Best way to give CBD to your dog
CBD Cannabidiol is edible. You can squirt it into their mouth or put it in their food to encourage them to eat it. CBD in an oil form is best absorbed just on your pet’s gum or just underneath the tongue. Ideally, you want it to bypass the stomach and get it into the bloodstream quicker.
Benefits of CBD for dogs
What is CBD?
So, what is CBD?
There are about hundreds of different ingredients found in the cannabis plants are called Cannabinoids. CBD is called Cannabidiol that has specific therapeutic properties, but unlike THC, it is non-psychoactive.
There’s a thing called the Endocannabinoid System, or ECS, found in all mammals like humans, cats, and dogs. Like our brains, dogs’ brains also produce Cannabinoids, and they attach to different cells throughout the body called cb1, cb2 receptors. These receptors regulate sleep, memory, immune response, and they also interact with plant Cannabinoids that can have an array of positive benefits such as:
First, CBD can be a powerful pain reliever. It is a great alternative option for traditional veterinary anti-inflammatory if you have an aging dog who has arthritic pain. It accomplishes this in several ways. Most importantly, it’s a natural anti-inflammatory. It is great for dogs that having a hard time breaking down any Nonsteroidal anti-inflammatory drug. There’s a pile of research that has been done in this field. [CBD for Arthritis]
The second significant therapeutic benefit of CBD is its natural seizure control. Approximately one-third of dogs treated for seizures don’t respond well to conventional medication. But surprisingly, many people with difficulty to control epilepsy and many dogs are now responding to this CBD oil.
There are currently some significant studies going on at Colorado State University, and they’re actually studying epileptic dogs and how well they are responding to CBD. In some cases, relatively low doses are being effective. [CBD for Seizures]
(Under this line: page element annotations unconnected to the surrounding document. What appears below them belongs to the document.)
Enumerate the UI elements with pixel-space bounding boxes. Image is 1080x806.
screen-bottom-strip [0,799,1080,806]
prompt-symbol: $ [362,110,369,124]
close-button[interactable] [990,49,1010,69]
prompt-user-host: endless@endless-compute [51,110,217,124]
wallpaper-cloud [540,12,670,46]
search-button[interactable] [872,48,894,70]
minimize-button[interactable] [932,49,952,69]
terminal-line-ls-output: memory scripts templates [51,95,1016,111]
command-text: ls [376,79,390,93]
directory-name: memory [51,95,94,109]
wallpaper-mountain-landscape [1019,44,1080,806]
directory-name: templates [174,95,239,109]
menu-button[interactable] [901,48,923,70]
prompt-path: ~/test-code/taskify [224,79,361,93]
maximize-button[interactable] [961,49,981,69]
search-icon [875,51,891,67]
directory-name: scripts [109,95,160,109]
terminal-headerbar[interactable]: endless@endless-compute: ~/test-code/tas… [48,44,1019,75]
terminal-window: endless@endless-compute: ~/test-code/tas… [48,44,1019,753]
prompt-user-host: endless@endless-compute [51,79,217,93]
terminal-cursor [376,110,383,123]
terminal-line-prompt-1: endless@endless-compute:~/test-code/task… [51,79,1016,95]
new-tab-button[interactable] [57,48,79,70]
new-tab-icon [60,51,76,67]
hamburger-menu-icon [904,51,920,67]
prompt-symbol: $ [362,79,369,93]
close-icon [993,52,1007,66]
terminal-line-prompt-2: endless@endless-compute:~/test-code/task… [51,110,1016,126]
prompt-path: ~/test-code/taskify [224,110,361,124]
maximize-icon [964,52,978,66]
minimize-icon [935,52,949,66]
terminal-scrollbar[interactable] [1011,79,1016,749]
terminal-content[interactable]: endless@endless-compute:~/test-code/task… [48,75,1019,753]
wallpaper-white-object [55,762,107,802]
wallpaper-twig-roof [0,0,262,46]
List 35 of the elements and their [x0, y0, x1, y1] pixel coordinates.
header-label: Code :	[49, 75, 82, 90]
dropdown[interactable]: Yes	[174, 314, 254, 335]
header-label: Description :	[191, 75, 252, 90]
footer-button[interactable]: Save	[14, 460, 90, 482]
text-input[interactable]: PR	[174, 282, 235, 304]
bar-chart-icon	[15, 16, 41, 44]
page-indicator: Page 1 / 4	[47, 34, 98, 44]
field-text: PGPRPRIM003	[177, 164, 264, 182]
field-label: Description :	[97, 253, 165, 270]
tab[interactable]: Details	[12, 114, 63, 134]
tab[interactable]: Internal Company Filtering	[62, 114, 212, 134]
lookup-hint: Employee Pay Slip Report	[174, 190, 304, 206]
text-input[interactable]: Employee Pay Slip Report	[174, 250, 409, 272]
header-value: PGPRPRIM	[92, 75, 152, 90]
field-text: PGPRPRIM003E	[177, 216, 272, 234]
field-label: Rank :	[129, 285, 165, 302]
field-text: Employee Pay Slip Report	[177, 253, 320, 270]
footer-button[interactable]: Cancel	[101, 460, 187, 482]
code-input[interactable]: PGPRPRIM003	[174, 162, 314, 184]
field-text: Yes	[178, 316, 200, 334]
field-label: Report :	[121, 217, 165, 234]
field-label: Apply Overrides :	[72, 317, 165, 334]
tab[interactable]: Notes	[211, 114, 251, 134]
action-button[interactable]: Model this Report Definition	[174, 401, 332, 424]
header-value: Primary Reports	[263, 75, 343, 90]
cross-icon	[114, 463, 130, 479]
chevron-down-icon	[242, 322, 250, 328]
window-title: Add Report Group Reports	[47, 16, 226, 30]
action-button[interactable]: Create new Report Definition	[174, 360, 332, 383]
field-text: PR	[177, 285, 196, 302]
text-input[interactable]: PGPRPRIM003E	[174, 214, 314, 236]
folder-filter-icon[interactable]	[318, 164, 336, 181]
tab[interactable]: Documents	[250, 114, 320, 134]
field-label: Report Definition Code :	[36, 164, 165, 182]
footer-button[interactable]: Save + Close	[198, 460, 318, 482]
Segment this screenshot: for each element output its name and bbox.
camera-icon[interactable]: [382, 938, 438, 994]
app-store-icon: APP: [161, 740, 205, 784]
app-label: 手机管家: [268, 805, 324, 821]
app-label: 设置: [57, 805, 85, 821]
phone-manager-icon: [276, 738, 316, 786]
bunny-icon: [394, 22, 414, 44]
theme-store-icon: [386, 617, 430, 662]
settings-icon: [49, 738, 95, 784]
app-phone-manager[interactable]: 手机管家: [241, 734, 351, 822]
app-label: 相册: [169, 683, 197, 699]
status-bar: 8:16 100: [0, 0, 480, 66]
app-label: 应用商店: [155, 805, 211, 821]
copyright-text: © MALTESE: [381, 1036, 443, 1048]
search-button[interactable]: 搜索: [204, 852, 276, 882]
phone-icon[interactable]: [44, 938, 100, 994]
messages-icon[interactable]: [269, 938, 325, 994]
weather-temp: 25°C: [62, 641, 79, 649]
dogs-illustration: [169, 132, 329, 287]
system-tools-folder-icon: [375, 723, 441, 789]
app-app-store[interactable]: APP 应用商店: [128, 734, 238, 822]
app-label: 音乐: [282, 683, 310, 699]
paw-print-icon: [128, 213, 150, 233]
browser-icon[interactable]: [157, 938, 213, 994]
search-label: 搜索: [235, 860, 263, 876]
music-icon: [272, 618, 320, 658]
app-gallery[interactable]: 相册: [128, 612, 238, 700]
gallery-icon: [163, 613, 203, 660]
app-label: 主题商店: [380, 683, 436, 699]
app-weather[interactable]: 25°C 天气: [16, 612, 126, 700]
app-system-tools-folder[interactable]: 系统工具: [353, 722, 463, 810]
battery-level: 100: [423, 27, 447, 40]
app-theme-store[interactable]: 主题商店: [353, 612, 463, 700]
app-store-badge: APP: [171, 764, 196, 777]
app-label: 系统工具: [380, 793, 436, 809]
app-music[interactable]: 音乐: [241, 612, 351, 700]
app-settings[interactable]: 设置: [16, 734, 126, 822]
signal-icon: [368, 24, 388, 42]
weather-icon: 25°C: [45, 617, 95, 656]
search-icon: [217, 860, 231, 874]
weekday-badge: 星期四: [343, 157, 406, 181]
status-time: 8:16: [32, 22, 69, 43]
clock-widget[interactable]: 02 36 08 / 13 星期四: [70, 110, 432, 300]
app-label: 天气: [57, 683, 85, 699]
The third big important point is disease prevention. CBD is naturally anti-inflammatory, along with having different properties that just being with anti-cancer, and there’s a pile of research backing all this. [CBD as Anti-inflammatory and Cancer Prevention/Treatment]
So those specific anti-inflammatory properties are beneficial for things such as helping prevent brain disease, and an array of different organ dysfunction.
Animals are becoming diabetic, and dogs seem to be getting high rates of cancer these days. There’s a pretty big correlation with inflammation, and things that can decrease the level of chronic inflammation can play such a big role and, ultimately, disease prevention.